Los despachos de los diputados son chiquitos. La mayoría no miden más de 2x3,  y apenas tienen un escritorio y un sillón; algunos le cambian los muebles. La mitad de los despachos da a un contrafrente. Otros no tienen ni ventanas.

Se supone que los legisladores –diputados y senadores- tienen que trabajar para mejorar la vida de la gente. Para eso, tienen que conocer sus problemáticas, empaparse, bajar al barro. Y luego plantear soluciones a los problemas. Desde un despacho sin ventanas se puede hacer una tesis académica, pero no hacer política.

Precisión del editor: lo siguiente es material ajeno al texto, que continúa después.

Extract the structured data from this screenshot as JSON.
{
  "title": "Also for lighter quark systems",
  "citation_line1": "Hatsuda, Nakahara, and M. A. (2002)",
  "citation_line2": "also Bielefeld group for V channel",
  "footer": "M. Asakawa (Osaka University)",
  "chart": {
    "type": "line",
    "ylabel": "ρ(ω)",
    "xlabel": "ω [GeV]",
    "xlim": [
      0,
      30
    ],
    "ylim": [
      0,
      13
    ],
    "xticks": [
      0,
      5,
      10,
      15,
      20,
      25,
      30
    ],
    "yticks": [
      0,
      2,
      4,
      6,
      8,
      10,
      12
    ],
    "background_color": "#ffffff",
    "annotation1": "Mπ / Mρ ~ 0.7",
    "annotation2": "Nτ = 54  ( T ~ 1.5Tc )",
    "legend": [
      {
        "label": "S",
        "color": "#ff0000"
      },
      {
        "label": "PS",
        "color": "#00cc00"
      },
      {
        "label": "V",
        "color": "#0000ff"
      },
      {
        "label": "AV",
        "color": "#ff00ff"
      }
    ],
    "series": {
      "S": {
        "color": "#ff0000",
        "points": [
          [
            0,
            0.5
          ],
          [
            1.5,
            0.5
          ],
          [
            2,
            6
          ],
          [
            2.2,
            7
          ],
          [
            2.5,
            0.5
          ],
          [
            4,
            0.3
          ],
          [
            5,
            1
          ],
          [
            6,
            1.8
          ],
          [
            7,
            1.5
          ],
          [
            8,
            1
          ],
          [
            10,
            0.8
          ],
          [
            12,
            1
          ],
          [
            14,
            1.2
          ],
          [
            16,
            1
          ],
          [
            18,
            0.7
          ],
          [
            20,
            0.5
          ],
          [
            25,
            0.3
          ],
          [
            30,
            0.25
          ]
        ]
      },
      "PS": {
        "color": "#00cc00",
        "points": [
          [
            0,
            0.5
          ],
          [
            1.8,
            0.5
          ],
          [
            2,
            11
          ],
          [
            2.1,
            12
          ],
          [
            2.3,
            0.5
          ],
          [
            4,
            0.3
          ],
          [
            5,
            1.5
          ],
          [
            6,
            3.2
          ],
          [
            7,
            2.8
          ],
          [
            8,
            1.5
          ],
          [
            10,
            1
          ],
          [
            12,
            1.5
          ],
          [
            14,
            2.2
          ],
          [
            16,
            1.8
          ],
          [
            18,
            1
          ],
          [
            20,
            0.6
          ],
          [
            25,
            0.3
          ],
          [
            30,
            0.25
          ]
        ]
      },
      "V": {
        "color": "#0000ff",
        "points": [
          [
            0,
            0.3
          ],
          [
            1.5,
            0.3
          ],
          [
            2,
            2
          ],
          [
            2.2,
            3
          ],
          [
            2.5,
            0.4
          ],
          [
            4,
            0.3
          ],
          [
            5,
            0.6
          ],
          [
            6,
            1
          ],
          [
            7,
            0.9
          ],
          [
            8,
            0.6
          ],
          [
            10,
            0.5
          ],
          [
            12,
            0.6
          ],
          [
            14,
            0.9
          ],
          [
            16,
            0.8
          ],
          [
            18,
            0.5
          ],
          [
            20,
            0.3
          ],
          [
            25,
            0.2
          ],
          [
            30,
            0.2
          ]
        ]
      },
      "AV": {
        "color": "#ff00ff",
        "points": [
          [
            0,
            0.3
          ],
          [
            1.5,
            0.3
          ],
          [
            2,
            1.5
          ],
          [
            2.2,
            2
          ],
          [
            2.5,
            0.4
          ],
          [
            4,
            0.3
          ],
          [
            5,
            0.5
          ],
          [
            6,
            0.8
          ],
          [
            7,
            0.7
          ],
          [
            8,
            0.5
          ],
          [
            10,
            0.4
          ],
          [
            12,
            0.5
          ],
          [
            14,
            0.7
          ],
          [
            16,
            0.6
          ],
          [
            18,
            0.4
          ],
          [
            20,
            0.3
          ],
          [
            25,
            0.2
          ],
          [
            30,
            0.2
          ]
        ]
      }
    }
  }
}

Viajar, la mejor inversión

Un legislador tiene que poder recorrer el país. Muchos se preguntan para qué necesita los viajes un diputado por la Ciudad de Buenos Aires que vive a 500 metros del Congreso. Justamente, para no legislar solamente para sus vecinos.

La Constitución es clara al respecto: los diputados representan al “Pueblo de la Nación” y no deben defender solamente el interés de sus provincias. Cualquier empresa mediana manda a sus empleados periódicamente a recorrer sus filiales en el interior; ¿por qué no deberían hacer lo mismo los legisladores?

Y también tienen que poder viajar al exterior a encuentros políticos con sus colegas de otros lugares, con organizaciones internacionales, recoger experiencias de otros que lograron resolver los mismos problemas que tenemos nosotros… Y esos viajes, mayoritariamente, no deberían ser pagados por terceros para no generar conflictos de intereses.

Cualquier empresa mediana manda a sus empleados periódicamente a recorrer el mundo para mejorar sus negocios o sus procesos. ¿Por qué no deberían hacer lo mismo los legisladores que deciden sobre el destino de millones de personas?

Transparentar, ¿se puede?

Según informa la ONG Directorio Legislativo, mensualmente los diputados disponen de 40 tramos (20 aéreos y 20 terrestres) para viajar a
las provincias. Si no los gastan, pueden cambiar una parte por efectivo. Carrió fue la que más canjeó el año pasado y se llevó $355.000. 

“Que les den los pasajes, que sean intransferibles y no los puedan canjear por efectivo”, es el reclamo popular. Suena lógico, pero....

Hay otros medios de transporte además del avión. Me consta personalmente que Carrió recorre el país en auto. ¿Por qué obligarla a ir en avión cuando así llega a pueblos que de otra manera no llegaría? ¿No puede decidir un legislador que lo acompañe algún asesor?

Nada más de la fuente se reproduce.